I’m old enough to remember when the United Airlines slogan was: “Fly the Friendly Skies of United.” Now, according to Twitter wag GoodJuJu, the new motto is: “Our Service Will Knock You Out!”
It’s a cinch the passengers on United Express Flight 3411 got more than they bargained for — I knew United was upgrading seating and entertainment on those annoying puddle–jumper jets, but that floor show looked like a Trump rally!
CEO Oscar Munoz’ response to the incident was so inept he may as well have let the cop who cold–cocked the passenger handle the news conferences. At least that guy had some impact. The only mistake Munoz didn’t make was announcing that in the future all United passengers will be required to turn their cell phones off when they get a boarding pass.
Munoz began United planning by blaming 69–year–old Dr. David Dao for all the trouble, claiming he was “belligerent.”
Alternate motto: If You Don’t Need a Wheelchair Before You Board, You May Need One After!
As a PR person, I could have told Munoz he was going to have trouble selling that when Dr. Dao was an elderly, paid up, sober and seated passenger who just wanted to go home. On Monday a man claiming to be a United Express pilot called the Rush Limbaugh Show and, displaying the same concern for the paying customer that Munoz has, said, “Flying is a privilege.”

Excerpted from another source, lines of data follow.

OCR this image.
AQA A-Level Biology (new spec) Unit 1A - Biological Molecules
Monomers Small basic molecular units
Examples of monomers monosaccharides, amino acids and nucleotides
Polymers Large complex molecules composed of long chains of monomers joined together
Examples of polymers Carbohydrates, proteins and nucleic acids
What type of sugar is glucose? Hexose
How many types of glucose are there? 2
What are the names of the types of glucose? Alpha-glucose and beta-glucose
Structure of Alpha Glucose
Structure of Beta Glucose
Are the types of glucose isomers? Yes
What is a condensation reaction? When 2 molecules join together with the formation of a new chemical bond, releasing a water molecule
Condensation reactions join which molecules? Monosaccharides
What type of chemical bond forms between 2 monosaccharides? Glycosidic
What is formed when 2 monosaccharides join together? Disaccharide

For pilots, yes. For passengers, no.
Flying for a passenger is a commercial transaction; not a boon bestowed on an unworthy recipient. In this case, the good doctor’s “privilege” was revoked for because the plane was overbooked.
Overbooking occurs when the airline sells the same seat more than once. The practice received official approval back when the Civil Aeronautics Board-regulated airlines. (You can only sell a single item to multiple buyers when the government approves — think the chair in a VA hospital waiting room — otherwise, you go to jail.)

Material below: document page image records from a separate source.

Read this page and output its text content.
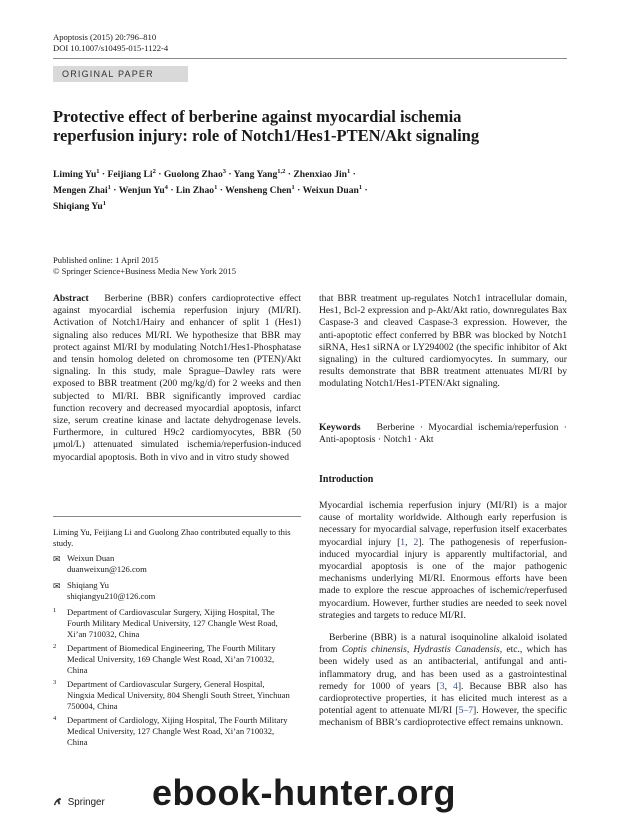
Apoptosis (2015) 20:796–810
DOI 10.1007/s10495-015-1122-4
ORIGINAL PAPER
Protective effect of berberine against myocardial ischemia
reperfusion injury: role of Notch1/Hes1-PTEN/Akt signaling
Liming $Yu^1$ · Feijiang $Li^2$ · Guolong Zhao$^3$ · Yang Yang$^{1,2}$ · Zhenxiao Jin$^1$ ·
Mengen Zhai$^1$ · Wenjun $Yu^4$ · Lin Zhao$^1$ · Wensheng Chen$^1$ · Weixun Duan$^1$ ·
Shiqiang Yu$^1$
Published online: 1 April 2015
© Springer Science+Business Media New York 2015
Abstract Berberine (BBR) confers cardioprotective effect against myocardial ischemia reperfusion injury (MI/RI). Activation of Notch1/Hairy and enhancer of split 1 (Hes1) signaling also reduces MI/RI. We hypothesize that BBR may protect against MI/RI by modulating Notch1/Hes1-Phosphatase and tensin homolog deleted on chromosome ten (PTEN)/Akt signaling. In this study, male Sprague–Dawley rats were exposed to BBR treatment (200 mg/kg/d) for 2 weeks and then subjected to MI/RI. BBR significantly improved cardiac function recovery and decreased myocardial apoptosis, infarct size, serum creatine kinase and lactate dehydrogenase levels. Furthermore, in cultured H9c2 cardiomyocytes, BBR (50 μmol/L) attenuated simulated ischemia/reperfusion-induced myocardial apoptosis. Both in vivo and in vitro study showed
that BBR treatment up-regulates Notch1 intracellular domain, Hes1, Bcl-2 expression and p-Akt/Akt ratio, downregulates Bax Caspase-3 and cleaved Caspase-3 expression. However, the anti-apoptotic effect conferred by BBR was blocked by Notch1 siRNA, Hes1 siRNA or LY294002 (the specific inhibitor of Akt signaling) in the cultured cardiomyocytes. In summary, our results demonstrate that BBR treatment attenuates MI/RI by modulating Notch1/Hes1-PTEN/Akt signaling.
Keywords Berberine · Myocardial ischemia/reperfusion · Anti-apoptosis · Notch1 · Akt
Introduction
Myocardial ischemia reperfusion injury (MI/RI) is a major cause of mortality worldwide. Although early reperfusion is necessary for myocardial salvage, reperfusion itself exacerbates myocardial injury [1, 2]. The pathogenesis of reperfusion-induced myocardial injury is apparently multifactorial, and myocardial apoptosis is one of the major pathogenic mechanisms underlying MI/RI. Enormous efforts have been made to explore the rescue approaches of ischemic/reperfused myocardium. However, further studies are needed to seek novel strategies and targets to reduce MI/RI.
Berberine (BBR) is a natural isoquinoline alkaloid isolated from Coptis chinensis, Hydrastis Canadensis, etc., which has been widely used as an antibacterial, antifungal and anti-inflammatory drug, and has been used as a gastrointestinal remedy for 1000 of years [3, 4]. Because BBR also has cardioprotective properties, it has elicited much interest as a potential agent to attenuate MI/RI [5–7]. However, the specific mechanism of BBR’s cardioprotective effect remains unknown.
Liming Yu, Feijiang Li and Guolong Zhao contributed equally to this study.
✉ Weixun Duan
duanweixun@126.com
✉ Shiqiang Yu
shiqiangyu210@126.com
1 Department of Cardiovascular Surgery, Xijing Hospital, The Fourth Military Medical University, 127 Changle West Road, Xi’an 710032, China
2 Department of Biomedical Engineering, The Fourth Military Medical University, 169 Changle West Road, Xi’an 710032, China
3 Department of Cardiovascular Surgery, General Hospital, Ningxia Medical University, 804 Shengli South Street, Yinchuan 750004, China
4 Department of Cardiology, Xijing Hospital, The Fourth Military Medical University, 127 Changle West Road, Xi’an 710032, China
Springer ebook-hunter.org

Then airlines lost money when a passenger called to make a reservation and didn’t show up, because the booked seat remained empty. This may be hard for modern consumers to believe, but back in those days a passenger would make a reservation and get a seat assignment WITHOUT PAYING A DIME! If he changed his mind at the last minute the airline lost money.
Even if the spontaneous passenger paid before changing his mind, it was easy to get a refund and fly another time.
Meanwhile, the market changed but the government hasn’t. Why does that sound familiar? Passengers now pay extra to make a reservation on the phone, many tickets are non–refundable and the ones are refundable have a $250 change fee, plus added fare if the new flight is more expensive.
Even if overbooking was justifiable, United’s implementation wasn’t. Like many corporations, United supports the free market when it helps make money, but dislikes the market when it costs money.
Airlines raise prices as flight times approach because the few remaining seats are more valuable, but it wants to put a lid on prices when it needs to buy the seats back. Here United needed four seats and it began the bidding at $400 and a free hotel room with meal vouchers if the passengers gave up their seats.
That was too low, so the offer was increased to $800.
Still no takers, but instead of going up to $1,200 to see if that would bring demand in line with supply, the airline bypassed the market and decided to use force.
That money–saving decision that cost United $1.4 billion in stock valuation after the public became aware of the incident.
Overbooking, like free checked bags, is a relic of the past. When fans don’t show up for football games the team loses out on parking and concession revenue, but even rapacious Dan Snyder doesn’t overbook Redskins’ games.
If overbooking is allowed to continue it should be as a percentage of the load factor and airlines should be required to keep bidding until passengers relinquish their seats voluntarily, not at gunpoint.
The load factor for domestic flights has been on a steady climb since 2002 when it was 70.4 percent. So far in 2017, the load factor is 84.6 percent. Jet fuel prices are down and ticket sales are up. It’s a wonder United has any frustrations to take out on passengers.
I’ve flown United since it was called Continental. It’s my airline of choice and my frequent flyer level is so high, there’s no chance of me being bumped. But I will say this: In the future, if I were a physician, I’d think twice before answering when a flight attendant asks, “Is there a doctor on board?”